Tavi travels with Kitai (and other Alerans) to the homeland of the Canem (which is not next door to Panem!). He's transporting the Canem home, but upon arrival they discover that Canea has been overrun by Vord. For a while, Tavi and his small traveling team, separated by design from their main party, are held captive (across country from the coast where they arrived) by the leader of last outpost of the Canem, which is on the verge of being wiped out. When he's finally asked for help by the local Cane leader, Tavi is granted access to the battle reports from all the Canem tribes, one of which held out much longer than the rest.

Tavi slowly comes to the realization that the Vord not only operate through direct instructions from a queen, but also that the queen does not operate alone. Each time she moves to a new location, the queen spawns two daughters. This triad then wages war on the local populace until victory is won. Each of the three queens then moves to a new area and re-spawns, making a new triad. Thus the geometric progression of the assault.

The cane leader who held out longest had apparently discerned this pattern and changed his battle plan to address it head on. Instead of standing still and steadfastly trying to repel wave after wave of almost overwhelming Vord attacks, he went after the queen each time they managed to pinpoint the location of one of them, stemming the tide and forcing the Vord to regroup. But even this plan was doomed to failure because he did not have enough troops to overcome the massive attrition rate and he did not know how to overcome the Vord queens' ability to sense and control the thoughts of those enemy who were within a certain close range. He tried to win by sheer force of large numbers applied surgically, but even this was a doomed strategy in the end.

Tavi hatches a plan to overcome the Vord queens' mind-reading abilities, and also convinces his followers and the Cane alike to follow the lead of the successful Cane strategy, modified with his new twists. If you have seen the movie Push, you will recognize Tavi's contribution to the plan, but Princeps Fury was released in December 2008, before the release of Push in 2009. Is it odd that two separate writers both came up with the same idea around the same time?!

Meanwhile, back in Alera, the Vord are also mounting a full scale assault, and slowly beating back the Aleran armies towards their capital, despite a massive battle led and fought by Alera's finest lords and citizens.
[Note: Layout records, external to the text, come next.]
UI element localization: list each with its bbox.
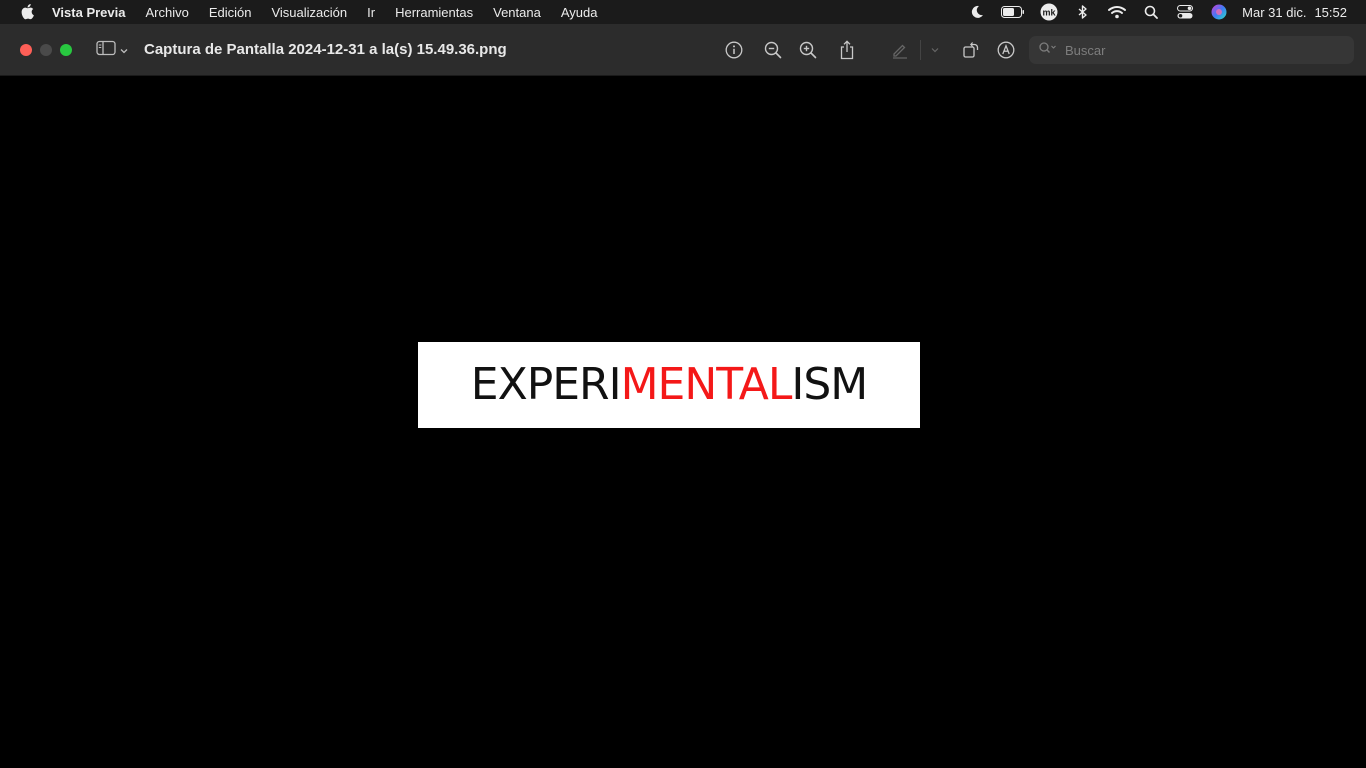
- experimentalism-logo: EXPERIMENTALISM: [471, 363, 868, 407]
- window-toolbar: Captura de Pantalla 2024-12-31 a la(s) 1…: [0, 24, 1366, 76]
- markup-pen-icon[interactable]: [889, 39, 911, 61]
- menu-ayuda[interactable]: Ayuda: [561, 5, 598, 20]
- spotlight-search-icon[interactable]: [1140, 3, 1162, 21]
- search-field[interactable]: Buscar: [1029, 36, 1354, 64]
- menu-edicion[interactable]: Edición: [209, 5, 252, 20]
- image-canvas: EXPERIMENTALISM: [0, 76, 1366, 768]
- status-area: mk Mar 31 dic. 15:52: [966, 0, 1366, 24]
- control-center-icon[interactable]: [1174, 3, 1196, 21]
- menu-ir[interactable]: Ir: [367, 5, 375, 20]
- mk-badge-text: mk: [1043, 8, 1057, 18]
- siri-icon[interactable]: [1208, 3, 1230, 21]
- battery-icon[interactable]: [1000, 3, 1026, 21]
- search-placeholder: Buscar: [1065, 42, 1106, 58]
- zoom-out-icon[interactable]: [762, 39, 784, 61]
- zoom-window-button[interactable]: [60, 44, 72, 56]
- logo-text-part1: EXPERI: [470, 359, 622, 410]
- menubar-date[interactable]: Mar 31 dic.: [1242, 5, 1306, 20]
- menu-app-name[interactable]: Vista Previa: [52, 5, 125, 20]
- sidebar-toggle-button[interactable]: [96, 40, 134, 60]
- menubar-time[interactable]: 15:52: [1314, 5, 1347, 20]
- close-window-button[interactable]: [20, 44, 32, 56]
- apple-logo-icon[interactable]: [18, 2, 38, 22]
- bluetooth-icon[interactable]: [1072, 3, 1094, 21]
- rotate-icon[interactable]: [960, 39, 982, 61]
- toolbar-divider: [920, 40, 921, 60]
- mk-keyboard-icon[interactable]: mk: [1038, 3, 1060, 21]
- search-icon: [1039, 41, 1057, 59]
- wifi-icon[interactable]: [1106, 3, 1128, 21]
- logo-text-part2: MENTAL: [620, 359, 793, 410]
- moon-icon[interactable]: [966, 3, 988, 21]
- chevron-down-icon: [120, 41, 128, 59]
- minimize-window-button[interactable]: [40, 44, 52, 56]
- menu-bar: Vista Previa Archivo Edición Visualizaci…: [0, 0, 1366, 24]
- share-icon[interactable]: [836, 39, 858, 61]
- menu-archivo[interactable]: Archivo: [145, 5, 188, 20]
- chevron-down-icon[interactable]: [924, 39, 946, 61]
- menu-visualizacion[interactable]: Visualización: [271, 5, 347, 20]
- document-title: Captura de Pantalla 2024-12-31 a la(s) 1…: [144, 41, 507, 58]
- zoom-in-icon[interactable]: [797, 39, 819, 61]
- info-icon[interactable]: [723, 39, 745, 61]
- sidebar-icon: [96, 40, 116, 61]
- logo-text-part3: ISM: [791, 359, 868, 410]
- menu-ventana[interactable]: Ventana: [493, 5, 541, 20]
- annotate-icon[interactable]: [995, 39, 1017, 61]
- displayed-image: EXPERIMENTALISM: [418, 342, 920, 428]
- menu-herramientas[interactable]: Herramientas: [395, 5, 473, 20]
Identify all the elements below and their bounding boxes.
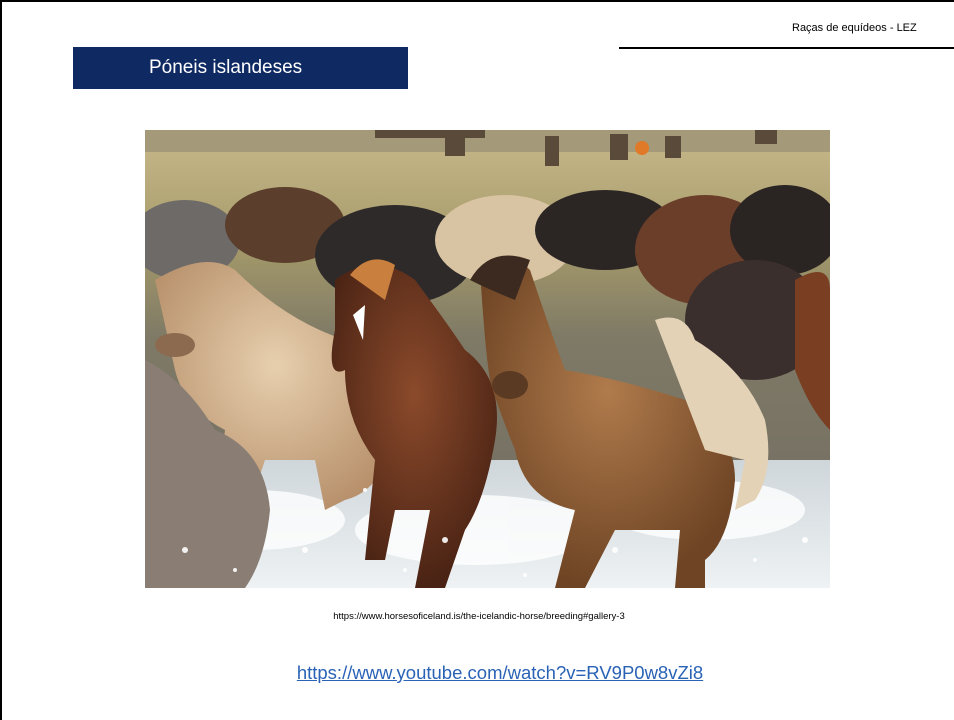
horses-photo xyxy=(145,130,830,588)
header-divider xyxy=(619,47,954,49)
title-banner: Póneis islandeses xyxy=(73,47,408,89)
slide: Raças de equídeos - LEZ Póneis islandese… xyxy=(0,0,954,720)
header-text: Raças de equídeos - LEZ xyxy=(792,22,917,34)
slide-title: Póneis islandeses xyxy=(149,57,303,78)
image-source-caption: https://www.horsesoficeland.is/the-icela… xyxy=(333,611,625,622)
youtube-video-link[interactable]: https://www.youtube.com/watch?v=RV9P0w8v… xyxy=(2,662,954,684)
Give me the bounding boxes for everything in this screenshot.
After Gaius's overwhelmingly massive blast of the Vord ground forces, the defenders suddenly discover that they've been had by the Vord. The local queen never intended the ground forces to succeed, but instead sacrificed them in order to wear down the Alerans and give away the location of Alera's best defensive personnel before unleashing her hitherto unencountered and certainly unexpected airborne force to wipe them out.

Meanwhile, Isana is dispatched by Gaius north to the massive wall designed to hold back the fearsome Ice People. She is to make peace with them (even though after 300 years of war, no peace has ever been struck). She makes far more progress in two meetings than anyone else has made. She discovers that they have fury-crafting skills and because of these, the natural (and unconscious) reaction of Aleran soldiers to their proximity was fear and loathing on the campaign trail. This irrational reaction is why no peace could ever be struck. Unfortunately, just as she's making progress, Lord Antillus launches a sneak attack upon the senior Ice People leadership, and all but destroys Isana's hard work and the value of her astute insights. Through sheer force of will and expert use of her now more powerful grasp of fury-crafting, Isana defeats Antillus's plan and saves the lives of the Ice leaders.

Amara and Bernard act as spies in this volume, also picking up useful knowledge of Vord practices, but this couple is the least interesting to me of all the various people we follow in this series. I don’t know what it is, but maybe it’s that they are far too sickly sweet, sappy, and intense for my taste, although I respect Amara's skills.

My two heroes, Kitai and the Vord queen aren't that interesting in this volume, either. Kitai is always worth reading about but she has no stand-outs here. The Vord queen becomes really fascinating only in volume six, where she's a treat. This is still a worthy read though.